On 27 January, Boniface of Montferrat went into the city to see Alexius and discuss the plan. According to Baldwin of Flanders, the emperor mocked the marquis and scorned to fulfil his own promises. This seems incredible, given that Alexius had been the one to initiate this proposal and the emperor must have realised that keeping his oaths was central to winning the crusaders’ goodwill. Baldwin was probably just sniping at Alexius’s character, and it is Niketas Choniates who offers a more realistic account of a relatively amenable meeting in which it was agreed that crusaders had to enter the imperial palace to expel Kannavos and the mob who had elected him.
4
This was the decision that really precipitated Alexius’s fall. The demands of the crusaders and the political pressures within Constantinople were so contradictory that eventually it was inevitable that the emperor would run out of alternatives and one or other of his conflicting tormentors would try to remove him. It was from the Byzantine court that this threat ultimately emerged. Many there had no wish to restore relations with the crusaders and, indeed, wanted to expel them. The election of Nicholas Kannavos was one manifestation of this, but it was Murtzuphlus - the man originally freed at the crusaders’ request and recently trusted as an envoy by Alexius - who now stepped forward as leader of the anti-western faction from his position high in the Byzantine hierarchy.

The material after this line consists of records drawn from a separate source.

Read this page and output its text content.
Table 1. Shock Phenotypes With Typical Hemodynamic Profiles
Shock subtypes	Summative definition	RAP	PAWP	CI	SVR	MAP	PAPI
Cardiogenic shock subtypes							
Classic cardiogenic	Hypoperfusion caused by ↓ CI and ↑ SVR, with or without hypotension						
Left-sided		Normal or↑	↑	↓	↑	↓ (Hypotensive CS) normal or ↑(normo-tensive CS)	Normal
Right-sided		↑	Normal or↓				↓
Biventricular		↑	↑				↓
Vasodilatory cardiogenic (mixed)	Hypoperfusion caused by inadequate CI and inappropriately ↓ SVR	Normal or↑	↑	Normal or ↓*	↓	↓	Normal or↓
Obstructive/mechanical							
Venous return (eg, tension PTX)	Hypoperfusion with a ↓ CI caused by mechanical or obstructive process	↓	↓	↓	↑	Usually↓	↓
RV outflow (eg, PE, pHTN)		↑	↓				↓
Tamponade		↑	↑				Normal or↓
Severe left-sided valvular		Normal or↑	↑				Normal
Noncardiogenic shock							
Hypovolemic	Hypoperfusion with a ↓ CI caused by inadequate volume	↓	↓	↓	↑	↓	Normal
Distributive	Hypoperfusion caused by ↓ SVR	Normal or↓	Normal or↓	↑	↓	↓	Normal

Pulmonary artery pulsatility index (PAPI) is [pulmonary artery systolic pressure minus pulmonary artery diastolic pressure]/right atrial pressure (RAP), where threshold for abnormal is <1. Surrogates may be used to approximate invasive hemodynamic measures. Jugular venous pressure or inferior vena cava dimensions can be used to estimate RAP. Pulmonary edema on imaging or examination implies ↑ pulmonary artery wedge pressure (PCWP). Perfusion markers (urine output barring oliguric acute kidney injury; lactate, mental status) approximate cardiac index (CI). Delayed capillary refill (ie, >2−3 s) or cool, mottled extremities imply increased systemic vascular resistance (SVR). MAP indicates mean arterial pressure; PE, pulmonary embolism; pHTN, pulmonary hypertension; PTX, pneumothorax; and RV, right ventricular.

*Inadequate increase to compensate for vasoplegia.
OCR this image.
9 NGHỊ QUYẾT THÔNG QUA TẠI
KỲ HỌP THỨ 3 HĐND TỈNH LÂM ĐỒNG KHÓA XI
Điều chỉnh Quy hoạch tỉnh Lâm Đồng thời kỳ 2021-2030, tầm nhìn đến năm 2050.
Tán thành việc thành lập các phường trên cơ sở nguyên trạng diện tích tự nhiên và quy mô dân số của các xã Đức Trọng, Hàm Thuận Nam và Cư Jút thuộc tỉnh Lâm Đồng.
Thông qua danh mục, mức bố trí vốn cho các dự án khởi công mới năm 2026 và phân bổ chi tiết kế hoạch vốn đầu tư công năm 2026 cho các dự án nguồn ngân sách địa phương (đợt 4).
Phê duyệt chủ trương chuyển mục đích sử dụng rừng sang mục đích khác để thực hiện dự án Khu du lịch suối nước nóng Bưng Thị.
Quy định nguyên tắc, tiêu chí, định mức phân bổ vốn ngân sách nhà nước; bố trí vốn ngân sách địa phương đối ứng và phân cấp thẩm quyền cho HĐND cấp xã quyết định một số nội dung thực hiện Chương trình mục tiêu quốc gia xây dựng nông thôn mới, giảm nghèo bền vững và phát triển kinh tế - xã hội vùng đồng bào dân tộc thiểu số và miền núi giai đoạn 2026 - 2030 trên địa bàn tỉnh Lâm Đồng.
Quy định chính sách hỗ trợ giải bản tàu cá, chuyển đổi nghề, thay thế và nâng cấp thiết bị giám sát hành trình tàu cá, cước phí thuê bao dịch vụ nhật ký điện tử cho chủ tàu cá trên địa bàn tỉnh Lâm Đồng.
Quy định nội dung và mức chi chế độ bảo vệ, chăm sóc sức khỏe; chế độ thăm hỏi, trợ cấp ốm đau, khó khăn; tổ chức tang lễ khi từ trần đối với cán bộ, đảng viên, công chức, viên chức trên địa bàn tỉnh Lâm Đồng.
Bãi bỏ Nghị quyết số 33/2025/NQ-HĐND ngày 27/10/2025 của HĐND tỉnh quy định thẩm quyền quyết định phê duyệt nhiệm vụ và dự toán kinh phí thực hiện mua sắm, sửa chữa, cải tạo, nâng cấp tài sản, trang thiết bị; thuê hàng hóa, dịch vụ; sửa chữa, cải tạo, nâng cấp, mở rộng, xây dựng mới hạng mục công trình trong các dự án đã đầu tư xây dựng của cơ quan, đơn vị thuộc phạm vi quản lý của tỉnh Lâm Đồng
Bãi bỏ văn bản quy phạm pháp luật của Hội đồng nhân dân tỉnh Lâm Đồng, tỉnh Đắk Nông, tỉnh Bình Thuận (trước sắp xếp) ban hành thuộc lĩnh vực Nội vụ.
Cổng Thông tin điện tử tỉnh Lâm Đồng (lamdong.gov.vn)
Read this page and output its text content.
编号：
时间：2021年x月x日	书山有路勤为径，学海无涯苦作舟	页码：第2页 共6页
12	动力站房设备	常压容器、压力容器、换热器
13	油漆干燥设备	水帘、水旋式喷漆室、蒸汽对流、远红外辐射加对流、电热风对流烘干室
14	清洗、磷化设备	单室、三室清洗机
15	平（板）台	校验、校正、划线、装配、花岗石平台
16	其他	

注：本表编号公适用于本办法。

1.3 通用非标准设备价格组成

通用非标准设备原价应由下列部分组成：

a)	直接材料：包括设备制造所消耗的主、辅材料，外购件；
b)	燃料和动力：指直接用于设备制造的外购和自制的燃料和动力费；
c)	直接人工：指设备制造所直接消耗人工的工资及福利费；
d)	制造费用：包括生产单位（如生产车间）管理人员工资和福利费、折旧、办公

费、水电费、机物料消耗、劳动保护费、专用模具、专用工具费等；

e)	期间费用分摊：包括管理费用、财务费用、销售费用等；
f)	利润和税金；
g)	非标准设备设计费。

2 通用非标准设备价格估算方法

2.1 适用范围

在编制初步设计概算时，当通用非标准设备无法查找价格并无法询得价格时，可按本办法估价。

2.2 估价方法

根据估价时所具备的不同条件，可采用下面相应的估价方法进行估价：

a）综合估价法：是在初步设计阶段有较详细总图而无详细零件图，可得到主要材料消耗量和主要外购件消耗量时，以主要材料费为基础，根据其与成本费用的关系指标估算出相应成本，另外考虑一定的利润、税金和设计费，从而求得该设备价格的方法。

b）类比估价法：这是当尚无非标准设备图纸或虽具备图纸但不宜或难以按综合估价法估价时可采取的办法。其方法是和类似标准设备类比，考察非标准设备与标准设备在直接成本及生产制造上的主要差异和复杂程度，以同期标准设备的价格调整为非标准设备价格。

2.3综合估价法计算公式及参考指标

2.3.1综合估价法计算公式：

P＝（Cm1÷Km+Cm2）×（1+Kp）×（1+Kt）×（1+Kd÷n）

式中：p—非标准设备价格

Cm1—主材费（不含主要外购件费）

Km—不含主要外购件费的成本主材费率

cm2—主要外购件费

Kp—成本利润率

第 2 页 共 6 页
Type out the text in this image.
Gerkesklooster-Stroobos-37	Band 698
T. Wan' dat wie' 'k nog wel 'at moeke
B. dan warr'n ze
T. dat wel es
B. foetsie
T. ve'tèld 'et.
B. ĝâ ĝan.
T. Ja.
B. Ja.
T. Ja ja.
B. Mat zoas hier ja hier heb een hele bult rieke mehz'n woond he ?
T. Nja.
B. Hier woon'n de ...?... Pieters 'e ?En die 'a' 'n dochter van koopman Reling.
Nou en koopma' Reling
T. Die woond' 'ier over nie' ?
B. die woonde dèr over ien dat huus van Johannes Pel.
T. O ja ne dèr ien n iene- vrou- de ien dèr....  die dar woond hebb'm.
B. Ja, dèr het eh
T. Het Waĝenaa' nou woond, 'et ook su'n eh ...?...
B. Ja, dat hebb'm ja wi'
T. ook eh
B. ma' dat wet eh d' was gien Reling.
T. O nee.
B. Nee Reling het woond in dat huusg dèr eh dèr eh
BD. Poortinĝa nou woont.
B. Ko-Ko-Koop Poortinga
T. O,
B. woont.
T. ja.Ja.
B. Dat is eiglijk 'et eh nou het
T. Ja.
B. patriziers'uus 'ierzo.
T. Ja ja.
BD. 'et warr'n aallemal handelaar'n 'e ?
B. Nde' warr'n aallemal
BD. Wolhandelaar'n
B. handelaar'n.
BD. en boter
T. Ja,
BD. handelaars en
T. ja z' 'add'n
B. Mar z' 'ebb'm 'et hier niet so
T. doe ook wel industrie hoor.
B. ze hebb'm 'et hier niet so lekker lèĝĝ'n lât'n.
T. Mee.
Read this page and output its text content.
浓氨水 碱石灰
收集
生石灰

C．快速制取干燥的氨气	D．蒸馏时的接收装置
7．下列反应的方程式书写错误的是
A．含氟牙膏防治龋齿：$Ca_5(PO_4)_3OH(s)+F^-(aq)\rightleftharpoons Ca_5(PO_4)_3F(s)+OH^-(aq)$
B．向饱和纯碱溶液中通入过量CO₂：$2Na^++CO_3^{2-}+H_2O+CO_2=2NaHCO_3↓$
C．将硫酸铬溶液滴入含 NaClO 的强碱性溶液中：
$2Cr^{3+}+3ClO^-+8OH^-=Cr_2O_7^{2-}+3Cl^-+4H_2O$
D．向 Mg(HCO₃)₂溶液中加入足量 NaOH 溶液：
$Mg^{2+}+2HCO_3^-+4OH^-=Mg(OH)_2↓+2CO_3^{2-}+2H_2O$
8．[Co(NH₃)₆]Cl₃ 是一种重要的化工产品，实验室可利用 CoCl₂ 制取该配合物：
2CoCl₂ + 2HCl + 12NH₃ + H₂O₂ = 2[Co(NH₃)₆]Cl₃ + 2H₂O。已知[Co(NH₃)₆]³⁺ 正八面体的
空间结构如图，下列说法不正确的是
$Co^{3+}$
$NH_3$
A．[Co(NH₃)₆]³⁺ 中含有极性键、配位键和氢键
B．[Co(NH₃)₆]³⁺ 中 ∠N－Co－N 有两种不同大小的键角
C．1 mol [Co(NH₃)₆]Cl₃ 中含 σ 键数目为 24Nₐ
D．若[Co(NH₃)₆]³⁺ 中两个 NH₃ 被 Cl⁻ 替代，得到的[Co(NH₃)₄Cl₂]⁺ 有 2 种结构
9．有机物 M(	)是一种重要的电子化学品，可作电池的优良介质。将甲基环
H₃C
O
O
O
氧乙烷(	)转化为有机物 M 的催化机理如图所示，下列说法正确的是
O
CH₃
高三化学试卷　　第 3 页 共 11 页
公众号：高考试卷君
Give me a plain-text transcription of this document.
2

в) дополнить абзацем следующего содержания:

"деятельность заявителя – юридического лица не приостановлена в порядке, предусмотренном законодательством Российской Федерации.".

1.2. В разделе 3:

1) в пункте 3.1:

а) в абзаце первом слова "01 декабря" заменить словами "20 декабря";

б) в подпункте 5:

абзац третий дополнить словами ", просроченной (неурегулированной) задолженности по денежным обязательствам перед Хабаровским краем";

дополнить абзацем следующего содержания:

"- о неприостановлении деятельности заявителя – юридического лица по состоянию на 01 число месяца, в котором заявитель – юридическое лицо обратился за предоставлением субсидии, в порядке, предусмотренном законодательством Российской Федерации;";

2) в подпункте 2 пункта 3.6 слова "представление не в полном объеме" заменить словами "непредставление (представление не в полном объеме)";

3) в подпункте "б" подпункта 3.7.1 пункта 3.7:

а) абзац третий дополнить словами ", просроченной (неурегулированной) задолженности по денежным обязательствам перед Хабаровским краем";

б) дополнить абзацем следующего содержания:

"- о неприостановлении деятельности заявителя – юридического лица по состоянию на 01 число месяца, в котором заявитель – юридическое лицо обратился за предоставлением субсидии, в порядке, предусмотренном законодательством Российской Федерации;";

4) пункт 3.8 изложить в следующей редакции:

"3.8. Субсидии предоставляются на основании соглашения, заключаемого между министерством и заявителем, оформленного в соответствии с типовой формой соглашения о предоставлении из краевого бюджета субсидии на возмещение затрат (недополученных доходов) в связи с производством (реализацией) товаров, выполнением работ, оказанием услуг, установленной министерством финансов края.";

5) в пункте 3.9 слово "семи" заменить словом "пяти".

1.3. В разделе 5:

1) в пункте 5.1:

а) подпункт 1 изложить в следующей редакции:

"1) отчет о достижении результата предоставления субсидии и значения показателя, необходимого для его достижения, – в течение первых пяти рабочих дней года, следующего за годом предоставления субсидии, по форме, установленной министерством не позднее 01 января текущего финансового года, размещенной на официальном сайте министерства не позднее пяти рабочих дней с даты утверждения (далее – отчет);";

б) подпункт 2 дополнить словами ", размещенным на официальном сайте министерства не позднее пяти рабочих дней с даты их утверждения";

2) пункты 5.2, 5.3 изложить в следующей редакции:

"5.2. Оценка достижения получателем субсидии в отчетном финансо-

Both Niketas Choniates and Baldwin of Flanders recorded that it was Alexius’s offer to install the crusaders in the Blachernae palace that provoked Murtzuphlus to denounce the emperor and to call for his overthrow.
5
Robert of Clari places Murtzuphlus in a more proactive role in which he offered to rid his people of the crusaders within a week if they made him emperor. The Greek hierarchy agreed to the idea and the conspirators stepped into action. Murtzuphlus had calculated that the presence of westerners inside the walls of Constantinople would bring the full imperial machinery behind him in a way that the popularly elected Nicholas Kannavos lacked. So Murtzuphlus acted quickly. First he secured the treasury by offering the eunuch in charge whichever titles the man wished. Then he called the Varangian Guard together and told them of Alexius’s plan to bring crusaders back into the city. He pointed out how unpopular this was with all the Greeks - surely the guards should support the wishes of the people. The logic was inescapable: Alexius had to be removed.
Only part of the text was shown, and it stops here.